What of Uber drivers themselves? These are the poster people for the gig-economy, “entrepreneurs”—which is to say freelancers—who use their own cars to ferry people around. “Obviously the self-driving car thing is freaking people out a little bit,” an Uber driver in Pittsburgh named Ryan told a website called TechRepublic. And, he went on, he learned about Uber’s plans from the media, not from the company. “If it’s a negative thing, they let you find out for yourself.” As media critic Douglas Rushkoff has written, “Uber’s drivers are the R&D for Uber’s driverless future. They are spending their labor and capital investments (cars) on their own future unemployment.”
All economies have winners and losers. It does not take a sophisticated algorithm to figure out that the winners in the decades ahead are going to be those who own the robots, for they will have vanquished labor with their capital. In the case of autonomous vehicles, a few companies are now poised to control a necessary public good, the transportation of people to and from work, school, shopping, recreation, and other vital activities.

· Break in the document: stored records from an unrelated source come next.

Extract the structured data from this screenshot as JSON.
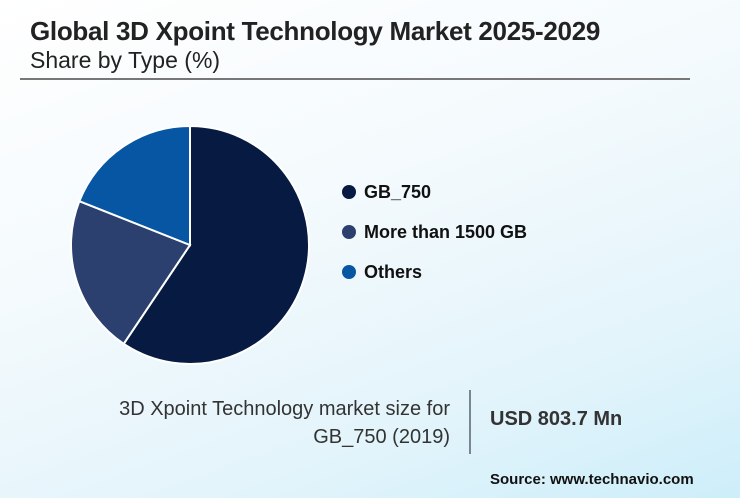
{
  "header": {
    "title": "Global 3D Xpoint Technology Market 2025-2029",
    "subtitle": "Share by Type (%)"
  },
  "chart_data": {
    "type": "pie",
    "title": "Global 3D Xpoint Technology Market 2025-2029",
    "subtitle": "Share by Type (%)",
    "start_angle": "12 o'clock, clockwise",
    "legend_position": "right",
    "slices": [
      {
        "label": "GB_750",
        "value": 59.4,
        "color": "#061a42"
      },
      {
        "label": "More than 1500 GB",
        "value": 21.6,
        "color": "#2c4070"
      },
      {
        "label": "Others",
        "value": 19.0,
        "color": "#0756a3"
      }
    ]
  },
  "footer": {
    "size_label_line1": "3D Xpoint Technology market size for",
    "size_label_line2": "GB_750 (2019)",
    "size_value": "USD 803.7 Mn",
    "source": "Source: www.technavio.com"
  }
}
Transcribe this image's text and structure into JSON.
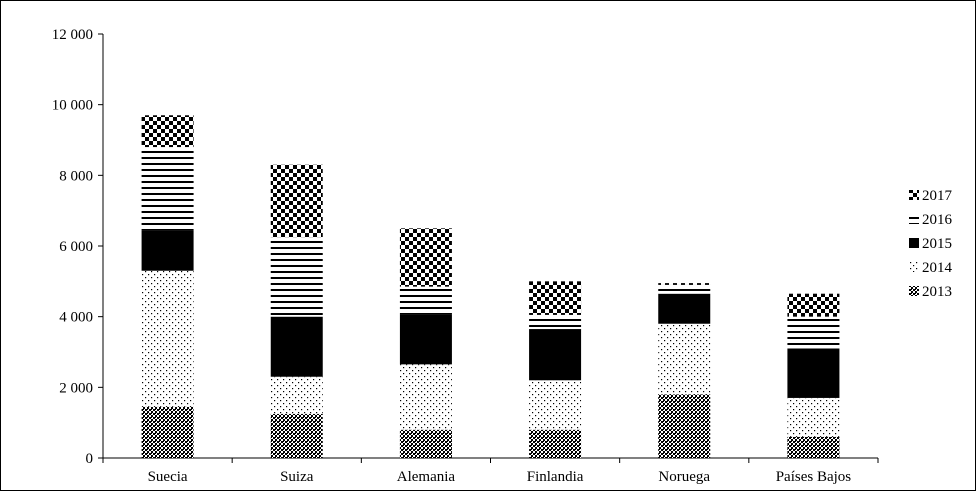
{
  "chart_data": {
    "type": "bar",
    "stacked": true,
    "categories": [
      "Suecia",
      "Suiza",
      "Alemania",
      "Finlandia",
      "Noruega",
      "Países Bajos"
    ],
    "series": [
      {
        "name": "2013",
        "pattern": "dense-dots",
        "values": [
          1450,
          1250,
          800,
          800,
          1800,
          600
        ]
      },
      {
        "name": "2014",
        "pattern": "light-dots",
        "values": [
          3850,
          1050,
          1850,
          1400,
          2000,
          1100
        ]
      },
      {
        "name": "2015",
        "pattern": "solid",
        "values": [
          1150,
          1700,
          1400,
          1450,
          850,
          1400
        ]
      },
      {
        "name": "2016",
        "pattern": "horizontal-lines",
        "values": [
          2350,
          2250,
          800,
          400,
          250,
          900
        ]
      },
      {
        "name": "2017",
        "pattern": "checker",
        "values": [
          900,
          2050,
          1650,
          950,
          50,
          650
        ]
      }
    ],
    "y_ticks": [
      "0",
      "2 000",
      "4 000",
      "6 000",
      "8 000",
      "10 000",
      "12 000"
    ],
    "ylim": [
      0,
      12000
    ],
    "y_step": 2000,
    "legend_position": "right",
    "legend_order": [
      "2017",
      "2016",
      "2015",
      "2014",
      "2013"
    ],
    "grid": false,
    "colors": {
      "ink": "#000000",
      "background": "#ffffff"
    }
  }
}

This salient fact is often lost in the almost unanimously positive reception of the coming “mobility revolution,” as Bill Ford calls it.
Also lost is this: the most optimistic estimates of the safety and environmental benefits of the transition to fleet-owned autonomous vehicles, and the ones often used to tout it, are based on models derived from cities with high-capacity public transit systems. Obviously there are many cities without such systems. Where they exist, according to the Boston Consulting Group, it would take only two passengers sharing an autonomous taxi to make the per-passenger cost comparable to that of mass transit. Perhaps not surprisingly, lawmakers in this country are now using the autonomous vehicle future laid out by companies like Uber and Google to block investment in mass transit.

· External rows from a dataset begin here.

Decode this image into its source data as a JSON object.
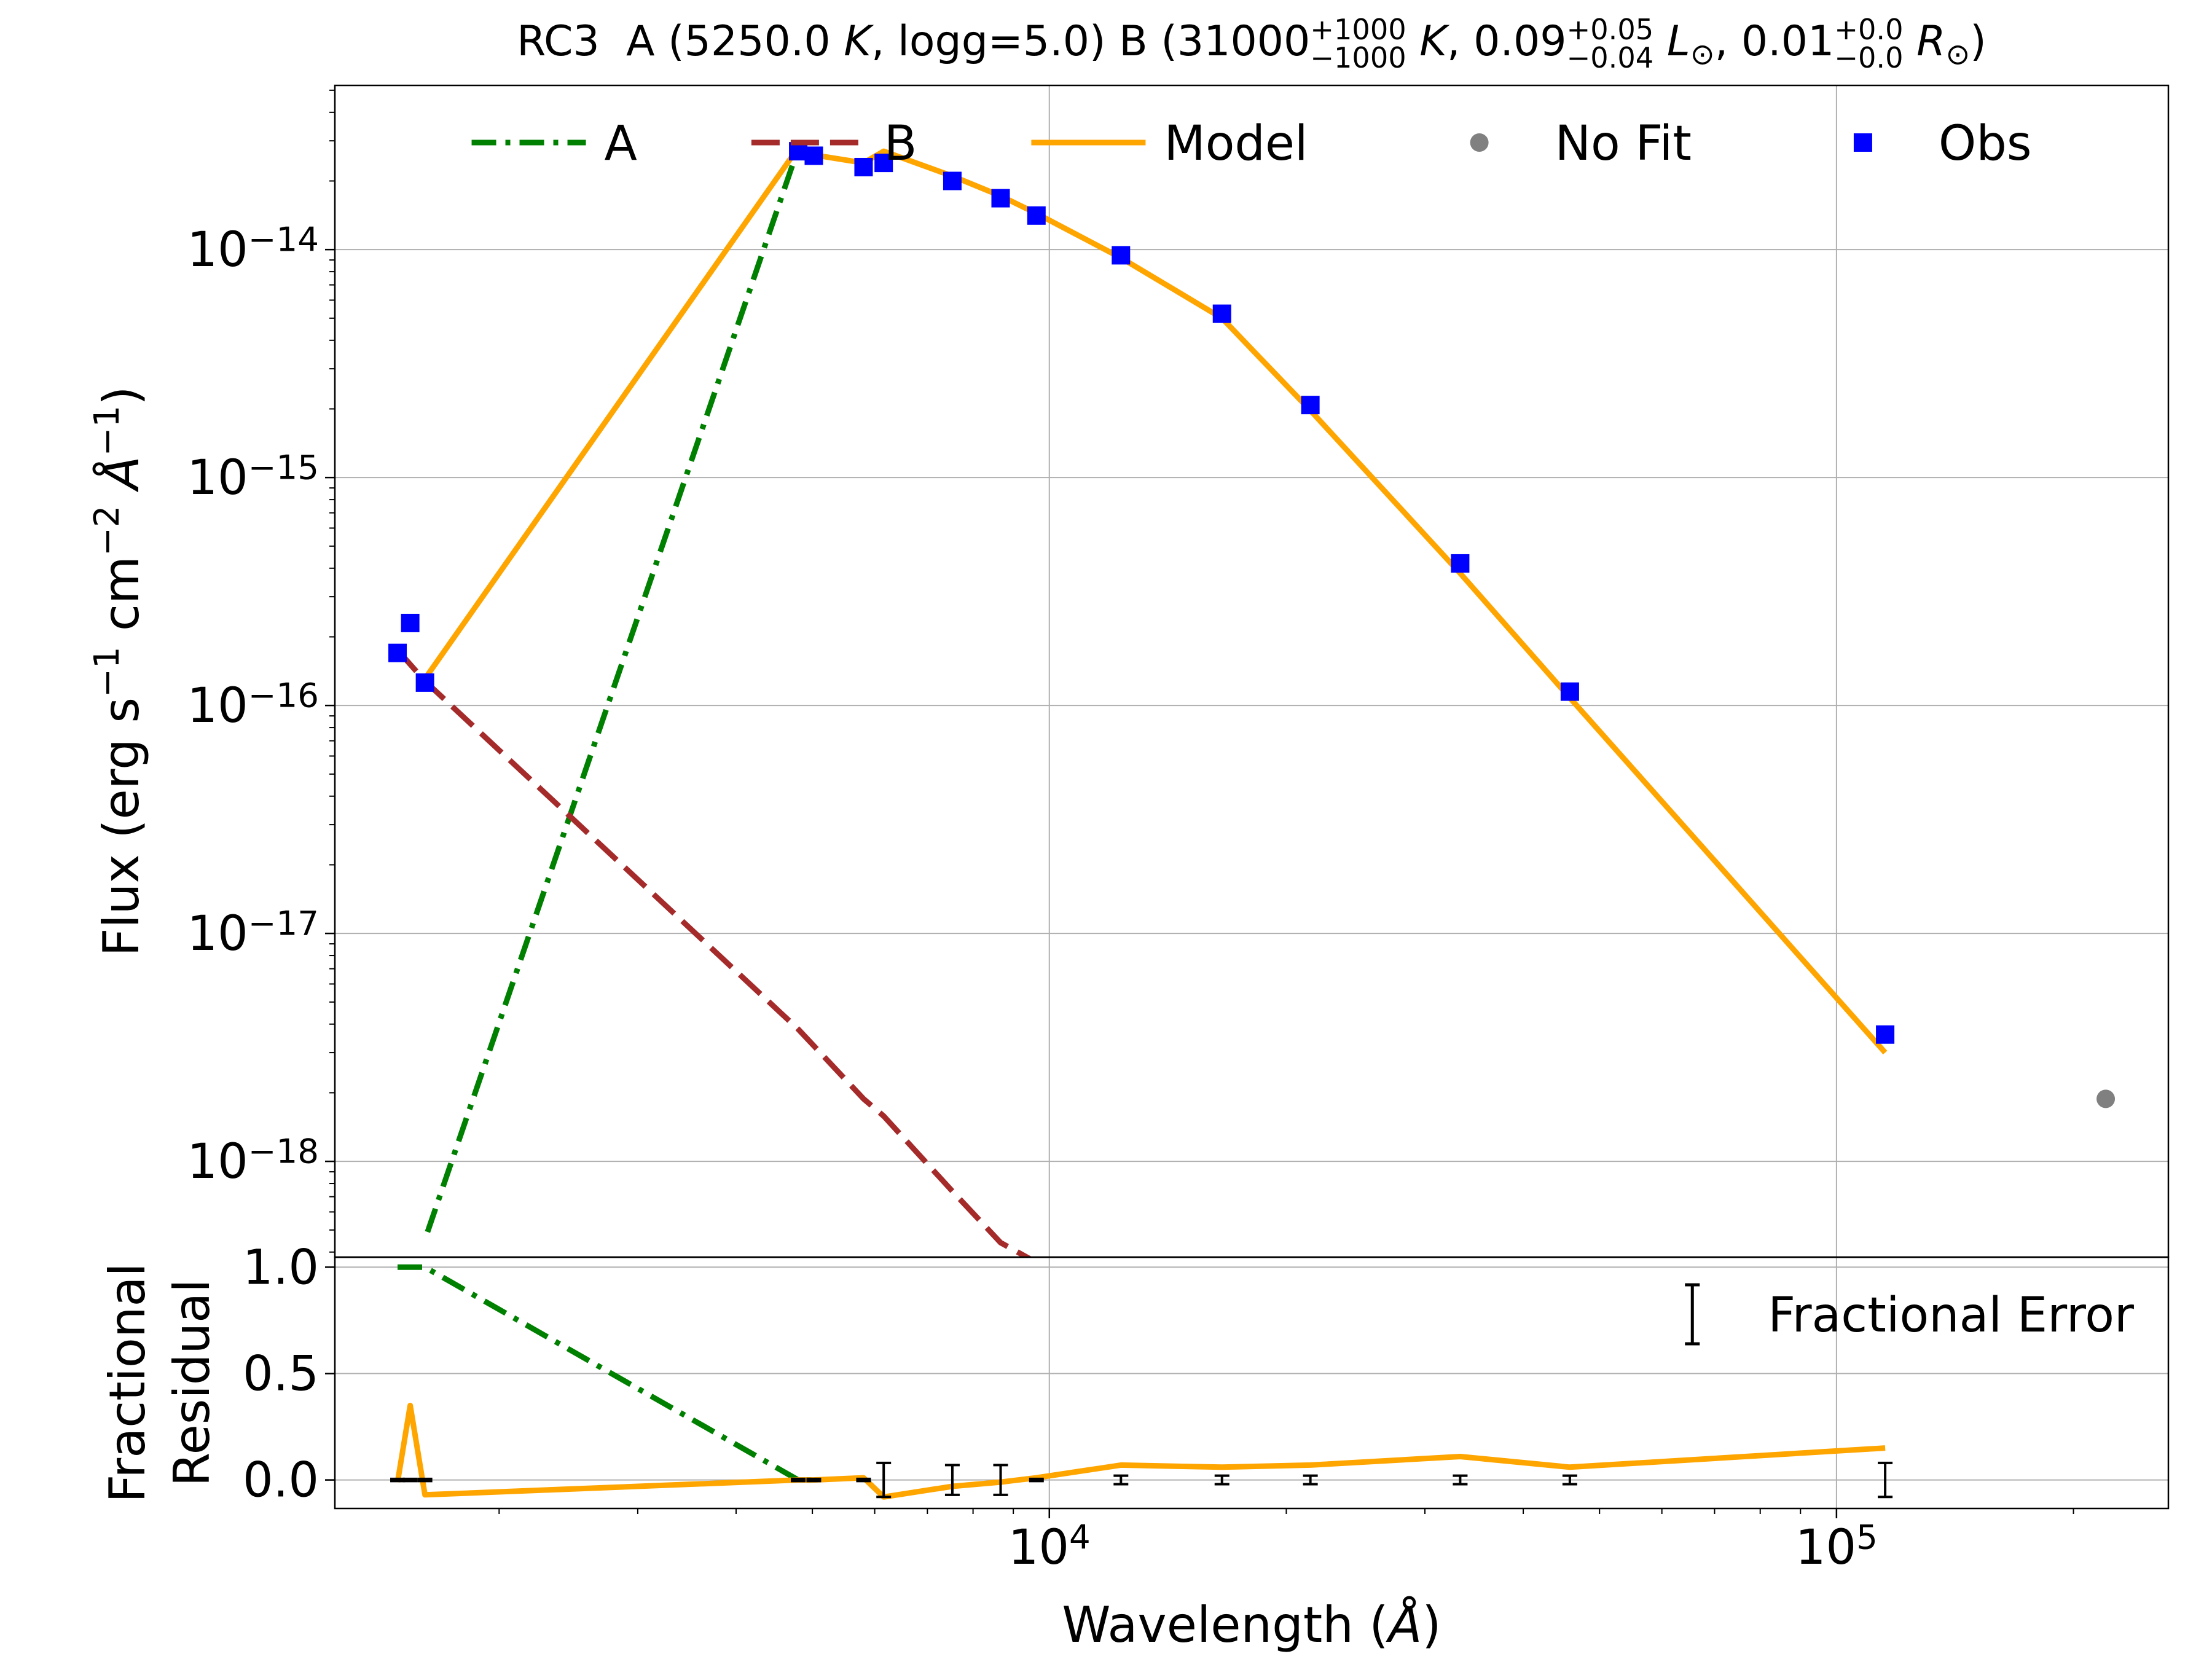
{
  "chart_data": [
    {
      "type": "line",
      "title": [
        {
          "text": "RC3  A (5250.0 "
        },
        {
          "text": "K",
          "italic": true
        },
        {
          "text": ", logg=5.0) B (31000"
        },
        {
          "sup": "+1000",
          "sub": "−1000"
        },
        {
          "text": " "
        },
        {
          "text": "K",
          "italic": true
        },
        {
          "text": ", 0.09"
        },
        {
          "sup": "+0.05",
          "sub": "−0.04"
        },
        {
          "text": " "
        },
        {
          "text": "L",
          "italic": true
        },
        {
          "text": "⊙",
          "shift": "sub"
        },
        {
          "text": ", 0.01"
        },
        {
          "sup": "+0.0",
          "sub": "−0.0"
        },
        {
          "text": " "
        },
        {
          "text": "R",
          "italic": true
        },
        {
          "text": "⊙",
          "shift": "sub"
        },
        {
          "text": ")"
        }
      ],
      "ylabel": [
        {
          "text": "Flux (erg s"
        },
        {
          "text": "−1",
          "shift": "sup"
        },
        {
          "text": " cm"
        },
        {
          "text": "−2",
          "shift": "sup"
        },
        {
          "text": " "
        },
        {
          "text": "Å",
          "italic": true
        },
        {
          "text": "−1",
          "shift": "sup"
        },
        {
          "text": ")"
        }
      ],
      "xscale": "log",
      "yscale": "log",
      "xlim": [
        1237,
        264000
      ],
      "ylim": [
        3.8e-19,
        5.25e-14
      ],
      "xticks": [
        10000,
        100000
      ],
      "yticks": [
        {
          "value": 1e-18,
          "label": "10−18"
        },
        {
          "value": 1e-17,
          "label": "10−17"
        },
        {
          "value": 1e-16,
          "label": "10−16"
        },
        {
          "value": 1e-15,
          "label": "10−15"
        },
        {
          "value": 1e-14,
          "label": "10−14"
        }
      ],
      "yminorticks": [
        4e-19,
        5e-19,
        6e-19,
        7e-19,
        8e-19,
        9e-19,
        2e-18,
        3e-18,
        4e-18,
        5e-18,
        6e-18,
        7e-18,
        8e-18,
        9e-18,
        2e-17,
        3e-17,
        4e-17,
        5e-17,
        6e-17,
        7e-17,
        8e-17,
        9e-17,
        2e-16,
        3e-16,
        4e-16,
        5e-16,
        6e-16,
        7e-16,
        8e-16,
        9e-16,
        2e-15,
        3e-15,
        4e-15,
        5e-15,
        6e-15,
        7e-15,
        8e-15,
        9e-15,
        2e-14,
        3e-14,
        4e-14,
        5e-14
      ],
      "grid": true,
      "legend": "upper center",
      "series": [
        {
          "name": "A",
          "color": "green",
          "style": "dashdot",
          "x": [
            1622,
            4797
          ],
          "values": [
            4.9e-19,
            2.78e-14
          ]
        },
        {
          "name": "B",
          "color": "brown",
          "style": "dashed",
          "x": [
            1486,
            1610,
            4797,
            5808,
            6160,
            7530,
            8672,
            9630
          ],
          "values": [
            1.75e-16,
            1.28e-16,
            3.8e-18,
            1.88e-18,
            1.58e-18,
            7.4e-19,
            4.4e-19,
            3.6e-19
          ]
        },
        {
          "name": "Model",
          "color": "orange",
          "style": "solid",
          "x": [
            1610,
            4797,
            5021,
            5808,
            6160,
            7530,
            8672,
            9630,
            12330,
            16570,
            21460,
            33260,
            45840,
            115300
          ],
          "values": [
            1.31e-16,
            2.8e-14,
            2.6e-14,
            2.4e-14,
            2.7e-14,
            2.1e-14,
            1.72e-14,
            1.44e-14,
            9.2e-15,
            5e-15,
            1.97e-15,
            3.8e-16,
            1.08e-16,
            3e-18
          ]
        },
        {
          "name": "No Fit",
          "color": "gray",
          "style": "circle",
          "x": [
            219800
          ],
          "values": [
            1.88e-18
          ]
        },
        {
          "name": "Obs",
          "color": "blue",
          "style": "square",
          "x": [
            1486,
            1542,
            1610,
            4797,
            5021,
            5808,
            6160,
            7530,
            8672,
            9630,
            12330,
            16570,
            21460,
            33260,
            45840,
            115300
          ],
          "values": [
            1.7e-16,
            2.3e-16,
            1.26e-16,
            2.7e-14,
            2.58e-14,
            2.3e-14,
            2.4e-14,
            2e-14,
            1.68e-14,
            1.41e-14,
            9.44e-15,
            5.23e-15,
            2.08e-15,
            4.2e-16,
            1.15e-16,
            3.6e-18
          ]
        }
      ]
    },
    {
      "type": "line",
      "ylabel": [
        "Fractional",
        "Residual"
      ],
      "xlabel": [
        {
          "text": "Wavelength ("
        },
        {
          "text": "Å",
          "italic": true
        },
        {
          "text": ")"
        }
      ],
      "xscale": "log",
      "yscale": "linear",
      "xlim": [
        1237,
        264000
      ],
      "ylim": [
        -0.134,
        1.047
      ],
      "xticks": [
        {
          "value": 10000,
          "label": "104"
        },
        {
          "value": 100000,
          "label": "105"
        }
      ],
      "xminorticks": [
        2000,
        3000,
        4000,
        5000,
        6000,
        7000,
        8000,
        9000,
        20000,
        30000,
        40000,
        50000,
        60000,
        70000,
        80000,
        90000,
        200000
      ],
      "yticks": [
        {
          "value": 0,
          "label": "0.0"
        },
        0.5,
        {
          "value": 1,
          "label": "1.0"
        }
      ],
      "grid": true,
      "legend": "upper right",
      "series": [
        {
          "color": "green",
          "style": "dashdot",
          "x": [
            1486,
            1610,
            4797,
            5021
          ],
          "values": [
            1.0,
            1.0,
            0.0,
            0.0
          ]
        },
        {
          "color": "orange",
          "style": "solid",
          "x": [
            1486,
            1542,
            1610,
            4797,
            5021,
            5808,
            6160,
            7530,
            8672,
            9630,
            12330,
            16570,
            21460,
            33260,
            45840,
            115300
          ],
          "values": [
            -0.01,
            0.35,
            -0.07,
            0.0,
            0.0,
            0.01,
            -0.08,
            -0.03,
            -0.01,
            0.01,
            0.07,
            0.06,
            0.07,
            0.11,
            0.06,
            0.15
          ]
        },
        {
          "name": "Fractional Error",
          "color": "black",
          "style": "errorbar",
          "x": [
            1486,
            1542,
            1610,
            4797,
            5021,
            5808,
            6160,
            7530,
            8672,
            9630,
            12330,
            16570,
            21460,
            33260,
            45840,
            115300
          ],
          "values": [
            0,
            0,
            0,
            0,
            0,
            0,
            0,
            0,
            0,
            0,
            0,
            0,
            0,
            0,
            0,
            0
          ],
          "errors": [
            0.005,
            0.005,
            0.005,
            0.005,
            0.005,
            0.005,
            0.08,
            0.07,
            0.07,
            0.005,
            0.02,
            0.02,
            0.02,
            0.02,
            0.02,
            0.08
          ]
        }
      ]
    }
  ]
}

But why take a train or a bus to a central location on a fixed schedule when you can take a car, at will, to the exact place you want to go? One can imagine Google offering rides for free as long as passengers are willing to “share” the details of where they are going, what they are buying, who they are with, and which products their eyes are drawn to on the ubiquitous (but targeted!) ads that are playing in the car’s cabin. Like websites that won’t load if you block ads or disallow cookies, or like Gmail, which does not allow users to opt out of having their mail read by the company’s automated scanners, one can also imagine feeling as if one had no choice: give up your data or take a hike.
Lipson and Kurman worry that the software driving driverless cars, like all software, will be ripe for hacking and sabotage. While this is not a concern to be taken lightly, especially after a pair of hacker/researchers were able to take remote control of a Jeep Cherokee speeding down the highway last year, this is an engineering problem, with an engineering solution. (To be clear: the hack was an experiment.) More worrisome is the authors’ suggestion that autonomous vehicles, with their high-definition cameras and sensors, could “morph into ubiquitous robotic spies,” sending information to intelligence agencies and law enforcement departments, among others, about people inside and outside the car, tracking anyone, anywhere. Welcome to utopia, where cars are autonomous, but their passengers not so much.